I'm fond of regulated supplies, myself, but can see the attraction of passive ones. Having an independent power supply for the front end is a wonderful idea, as it sidesteps much of the rail problems you get from the back end.
Bear in mind that there's more than one kind of regulator. Somebody go tap Jam on the shoulder and get him in here to expound on the whole shunt regulator concept. I'd start in on it, but he's better versed on that stuff than I am.
Just keep in mind that there are pros and cons to everything. I'm content with series regulators, but intend to try shunt ones one of these days (they're wasteful, but they are attractive, at least in theory). Passive supplies have a couple of good things in their favor, as well.
Values? Hmmm. You're not going to need a huge amount of current, so ripple won't be that bad.

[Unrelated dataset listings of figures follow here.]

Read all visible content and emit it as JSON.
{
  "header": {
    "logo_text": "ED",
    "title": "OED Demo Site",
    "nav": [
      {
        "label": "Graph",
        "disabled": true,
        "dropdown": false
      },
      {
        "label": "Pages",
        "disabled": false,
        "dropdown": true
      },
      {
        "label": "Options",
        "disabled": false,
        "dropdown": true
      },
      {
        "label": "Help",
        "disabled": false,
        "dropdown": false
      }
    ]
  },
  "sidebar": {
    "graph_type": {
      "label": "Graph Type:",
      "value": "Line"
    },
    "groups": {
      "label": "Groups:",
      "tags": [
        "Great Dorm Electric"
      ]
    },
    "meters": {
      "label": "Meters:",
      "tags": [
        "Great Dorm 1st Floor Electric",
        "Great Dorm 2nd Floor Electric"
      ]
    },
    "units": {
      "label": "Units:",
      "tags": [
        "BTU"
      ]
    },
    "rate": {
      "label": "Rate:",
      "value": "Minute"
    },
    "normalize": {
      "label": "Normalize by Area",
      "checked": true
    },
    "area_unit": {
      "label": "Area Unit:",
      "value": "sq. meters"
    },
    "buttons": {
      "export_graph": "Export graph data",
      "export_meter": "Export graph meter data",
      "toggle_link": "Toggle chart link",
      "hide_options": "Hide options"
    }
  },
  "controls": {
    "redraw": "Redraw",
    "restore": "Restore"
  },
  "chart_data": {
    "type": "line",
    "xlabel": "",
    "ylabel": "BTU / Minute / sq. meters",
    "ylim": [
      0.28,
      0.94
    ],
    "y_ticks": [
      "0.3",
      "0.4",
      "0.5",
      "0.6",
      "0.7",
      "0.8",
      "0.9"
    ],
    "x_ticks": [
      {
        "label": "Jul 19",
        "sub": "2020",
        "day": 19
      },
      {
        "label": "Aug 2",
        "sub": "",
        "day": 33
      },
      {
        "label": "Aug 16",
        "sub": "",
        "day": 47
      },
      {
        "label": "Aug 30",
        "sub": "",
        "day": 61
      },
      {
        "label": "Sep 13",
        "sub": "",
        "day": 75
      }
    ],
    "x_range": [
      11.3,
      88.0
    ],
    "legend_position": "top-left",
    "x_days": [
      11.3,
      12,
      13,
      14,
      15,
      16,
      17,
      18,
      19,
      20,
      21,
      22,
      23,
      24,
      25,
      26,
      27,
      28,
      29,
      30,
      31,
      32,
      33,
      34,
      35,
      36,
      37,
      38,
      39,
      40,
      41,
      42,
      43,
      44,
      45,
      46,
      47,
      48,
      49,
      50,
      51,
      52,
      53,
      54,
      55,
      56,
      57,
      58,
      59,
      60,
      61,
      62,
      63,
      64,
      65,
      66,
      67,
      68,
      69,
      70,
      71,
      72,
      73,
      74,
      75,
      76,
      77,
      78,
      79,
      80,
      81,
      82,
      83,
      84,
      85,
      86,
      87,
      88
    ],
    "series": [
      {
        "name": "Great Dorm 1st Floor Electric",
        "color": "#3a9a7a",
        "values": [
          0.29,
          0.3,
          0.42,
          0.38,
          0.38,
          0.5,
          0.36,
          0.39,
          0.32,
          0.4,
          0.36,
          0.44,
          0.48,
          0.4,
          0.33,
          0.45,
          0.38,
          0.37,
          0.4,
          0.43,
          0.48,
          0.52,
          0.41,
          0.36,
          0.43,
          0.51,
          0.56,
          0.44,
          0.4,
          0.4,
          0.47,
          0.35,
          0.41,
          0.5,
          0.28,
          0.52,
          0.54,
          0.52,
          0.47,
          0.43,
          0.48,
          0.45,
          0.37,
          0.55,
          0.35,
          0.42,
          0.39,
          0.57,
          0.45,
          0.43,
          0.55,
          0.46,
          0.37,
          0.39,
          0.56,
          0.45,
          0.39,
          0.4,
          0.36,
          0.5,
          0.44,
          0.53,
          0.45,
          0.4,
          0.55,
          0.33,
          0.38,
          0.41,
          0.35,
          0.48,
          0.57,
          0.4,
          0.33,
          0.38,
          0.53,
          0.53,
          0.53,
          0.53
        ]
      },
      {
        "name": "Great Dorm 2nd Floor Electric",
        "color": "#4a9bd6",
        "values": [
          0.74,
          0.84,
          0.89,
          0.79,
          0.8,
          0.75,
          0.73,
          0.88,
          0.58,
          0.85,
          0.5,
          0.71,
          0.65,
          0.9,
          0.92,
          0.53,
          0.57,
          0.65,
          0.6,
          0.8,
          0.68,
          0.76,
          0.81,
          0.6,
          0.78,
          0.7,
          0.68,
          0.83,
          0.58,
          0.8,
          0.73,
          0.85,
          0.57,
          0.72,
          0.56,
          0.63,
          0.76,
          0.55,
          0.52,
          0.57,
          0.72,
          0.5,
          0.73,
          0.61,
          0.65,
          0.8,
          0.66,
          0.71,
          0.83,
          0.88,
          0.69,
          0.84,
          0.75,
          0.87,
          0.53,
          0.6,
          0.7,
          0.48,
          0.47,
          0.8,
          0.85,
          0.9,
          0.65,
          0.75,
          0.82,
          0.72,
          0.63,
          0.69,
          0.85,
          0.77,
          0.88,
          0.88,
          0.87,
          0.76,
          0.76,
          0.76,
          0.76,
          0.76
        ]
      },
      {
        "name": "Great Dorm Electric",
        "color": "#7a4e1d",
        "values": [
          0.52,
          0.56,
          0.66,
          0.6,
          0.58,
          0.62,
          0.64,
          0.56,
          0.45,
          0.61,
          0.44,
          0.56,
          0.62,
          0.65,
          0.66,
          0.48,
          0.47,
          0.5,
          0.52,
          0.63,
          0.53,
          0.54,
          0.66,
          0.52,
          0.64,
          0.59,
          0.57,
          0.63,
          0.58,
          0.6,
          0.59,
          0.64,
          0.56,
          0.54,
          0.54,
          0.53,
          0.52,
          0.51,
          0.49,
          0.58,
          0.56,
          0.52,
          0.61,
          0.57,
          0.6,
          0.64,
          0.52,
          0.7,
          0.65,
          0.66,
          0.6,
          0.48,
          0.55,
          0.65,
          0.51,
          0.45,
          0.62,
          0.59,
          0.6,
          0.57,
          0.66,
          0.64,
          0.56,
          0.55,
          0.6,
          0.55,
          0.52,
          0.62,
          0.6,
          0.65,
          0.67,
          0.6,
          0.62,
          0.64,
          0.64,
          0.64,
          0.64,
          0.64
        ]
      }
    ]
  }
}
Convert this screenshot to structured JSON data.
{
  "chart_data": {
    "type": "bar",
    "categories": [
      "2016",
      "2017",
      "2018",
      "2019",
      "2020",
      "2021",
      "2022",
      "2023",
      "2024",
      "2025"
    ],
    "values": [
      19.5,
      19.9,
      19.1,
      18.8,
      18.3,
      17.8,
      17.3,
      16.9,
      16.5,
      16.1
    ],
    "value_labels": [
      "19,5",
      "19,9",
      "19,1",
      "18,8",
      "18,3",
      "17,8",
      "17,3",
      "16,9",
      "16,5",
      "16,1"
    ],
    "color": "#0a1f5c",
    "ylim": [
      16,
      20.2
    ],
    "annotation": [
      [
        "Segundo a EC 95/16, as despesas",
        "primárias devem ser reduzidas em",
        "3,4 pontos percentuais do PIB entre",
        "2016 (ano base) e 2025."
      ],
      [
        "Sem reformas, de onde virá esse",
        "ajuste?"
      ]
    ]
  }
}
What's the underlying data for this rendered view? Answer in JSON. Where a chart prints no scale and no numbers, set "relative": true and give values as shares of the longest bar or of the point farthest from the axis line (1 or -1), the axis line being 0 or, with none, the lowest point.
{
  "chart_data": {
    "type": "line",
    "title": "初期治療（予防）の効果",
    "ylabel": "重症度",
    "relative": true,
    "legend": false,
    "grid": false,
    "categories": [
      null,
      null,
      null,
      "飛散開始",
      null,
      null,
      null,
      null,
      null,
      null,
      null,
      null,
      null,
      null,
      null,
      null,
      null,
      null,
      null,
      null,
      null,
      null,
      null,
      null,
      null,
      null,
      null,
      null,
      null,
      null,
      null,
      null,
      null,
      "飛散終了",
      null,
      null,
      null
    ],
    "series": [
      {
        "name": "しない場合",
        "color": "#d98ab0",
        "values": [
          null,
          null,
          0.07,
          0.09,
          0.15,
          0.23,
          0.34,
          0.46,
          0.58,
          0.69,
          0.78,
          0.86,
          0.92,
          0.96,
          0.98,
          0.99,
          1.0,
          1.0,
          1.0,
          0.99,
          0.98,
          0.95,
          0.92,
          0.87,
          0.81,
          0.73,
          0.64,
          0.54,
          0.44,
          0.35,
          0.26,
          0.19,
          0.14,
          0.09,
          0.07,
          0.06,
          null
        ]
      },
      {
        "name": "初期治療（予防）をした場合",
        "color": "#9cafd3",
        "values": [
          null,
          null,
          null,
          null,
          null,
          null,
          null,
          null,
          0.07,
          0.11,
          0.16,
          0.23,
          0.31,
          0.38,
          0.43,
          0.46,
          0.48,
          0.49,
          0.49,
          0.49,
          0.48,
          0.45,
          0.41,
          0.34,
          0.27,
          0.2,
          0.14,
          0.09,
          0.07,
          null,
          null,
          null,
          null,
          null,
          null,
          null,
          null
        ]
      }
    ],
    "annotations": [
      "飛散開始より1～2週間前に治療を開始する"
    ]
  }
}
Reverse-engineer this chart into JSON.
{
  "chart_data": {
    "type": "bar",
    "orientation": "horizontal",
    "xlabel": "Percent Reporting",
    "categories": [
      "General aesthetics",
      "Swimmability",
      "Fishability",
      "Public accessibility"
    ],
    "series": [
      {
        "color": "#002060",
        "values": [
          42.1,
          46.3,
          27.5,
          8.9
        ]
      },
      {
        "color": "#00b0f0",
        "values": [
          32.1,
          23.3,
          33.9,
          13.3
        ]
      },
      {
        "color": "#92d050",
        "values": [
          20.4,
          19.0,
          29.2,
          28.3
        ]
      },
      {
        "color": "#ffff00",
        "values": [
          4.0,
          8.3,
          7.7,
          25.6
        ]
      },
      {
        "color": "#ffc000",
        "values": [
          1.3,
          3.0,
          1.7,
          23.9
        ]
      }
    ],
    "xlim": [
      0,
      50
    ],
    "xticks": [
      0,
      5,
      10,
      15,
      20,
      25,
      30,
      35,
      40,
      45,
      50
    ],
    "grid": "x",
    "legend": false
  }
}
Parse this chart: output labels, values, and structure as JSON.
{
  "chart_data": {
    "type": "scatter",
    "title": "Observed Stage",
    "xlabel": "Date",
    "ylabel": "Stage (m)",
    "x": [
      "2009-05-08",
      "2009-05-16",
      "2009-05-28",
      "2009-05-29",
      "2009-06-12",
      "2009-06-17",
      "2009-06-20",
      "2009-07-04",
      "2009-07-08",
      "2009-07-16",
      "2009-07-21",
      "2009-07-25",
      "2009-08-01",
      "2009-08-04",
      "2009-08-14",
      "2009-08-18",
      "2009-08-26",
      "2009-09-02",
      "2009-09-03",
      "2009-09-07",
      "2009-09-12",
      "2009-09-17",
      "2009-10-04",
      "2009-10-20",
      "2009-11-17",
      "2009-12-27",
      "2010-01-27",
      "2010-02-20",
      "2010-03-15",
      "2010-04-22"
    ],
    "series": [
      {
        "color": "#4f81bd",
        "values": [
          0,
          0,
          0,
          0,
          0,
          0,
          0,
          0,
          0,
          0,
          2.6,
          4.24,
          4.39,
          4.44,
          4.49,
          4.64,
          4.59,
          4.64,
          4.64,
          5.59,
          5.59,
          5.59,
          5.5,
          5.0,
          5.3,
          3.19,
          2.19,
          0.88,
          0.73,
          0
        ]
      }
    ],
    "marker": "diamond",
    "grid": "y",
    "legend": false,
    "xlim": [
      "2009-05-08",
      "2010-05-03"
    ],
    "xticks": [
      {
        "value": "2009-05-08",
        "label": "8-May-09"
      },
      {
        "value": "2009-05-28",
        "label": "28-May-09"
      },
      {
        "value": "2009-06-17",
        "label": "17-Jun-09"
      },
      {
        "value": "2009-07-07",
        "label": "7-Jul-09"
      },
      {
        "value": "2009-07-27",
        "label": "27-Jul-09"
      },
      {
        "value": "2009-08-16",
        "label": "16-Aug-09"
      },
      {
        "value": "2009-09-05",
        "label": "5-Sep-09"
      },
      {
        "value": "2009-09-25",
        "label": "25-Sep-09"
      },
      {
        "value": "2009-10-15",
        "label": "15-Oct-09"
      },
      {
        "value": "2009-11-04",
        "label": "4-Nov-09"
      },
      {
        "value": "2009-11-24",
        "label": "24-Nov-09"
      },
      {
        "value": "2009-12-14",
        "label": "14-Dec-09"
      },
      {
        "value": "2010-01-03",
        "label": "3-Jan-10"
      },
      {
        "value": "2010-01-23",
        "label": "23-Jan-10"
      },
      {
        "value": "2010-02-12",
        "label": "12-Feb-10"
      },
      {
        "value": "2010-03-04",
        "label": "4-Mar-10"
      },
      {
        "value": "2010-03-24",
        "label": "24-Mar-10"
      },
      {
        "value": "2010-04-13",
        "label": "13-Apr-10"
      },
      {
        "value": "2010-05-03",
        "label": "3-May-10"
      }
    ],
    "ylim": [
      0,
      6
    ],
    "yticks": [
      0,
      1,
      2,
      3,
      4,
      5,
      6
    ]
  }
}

Just tossing numbers in the air, I'd say start with a PI filter with, say, 10,000uF on each side and a couple of mH between. You could use smaller caps, I suppose, possibly even as small as 1000uF, but when I go passive I like a bit of buffer in case the AC line drops a volt or two while I'm listening. Keeps the voltage more stable, in addition to making the rail quieter.


I am not particularly fond of the voltage doubler circuits (with all due respect to Nelson Pass and Norm Thagard). I would use a seperate transformer and bridge rectifier to power the front end of the A-75. You could choose to regulate it or not. A series regulator would be easier to construct. There would be quite some complexity to a shunt regulator, due to the voltages and current involved.
A simple solution would be to use a seperate supply for the front end and regulate it with a pass transistor or mosfet with a zener reference attached to the base or gate depending on the device used, like the Pass balanced preamp supply.


I still like shunts for preamps and such but might be too much of an undertaking for this project. You have to burn as much current through the shunt element as the circuit to get it sounding it's best.
By the way you were right about Geritol.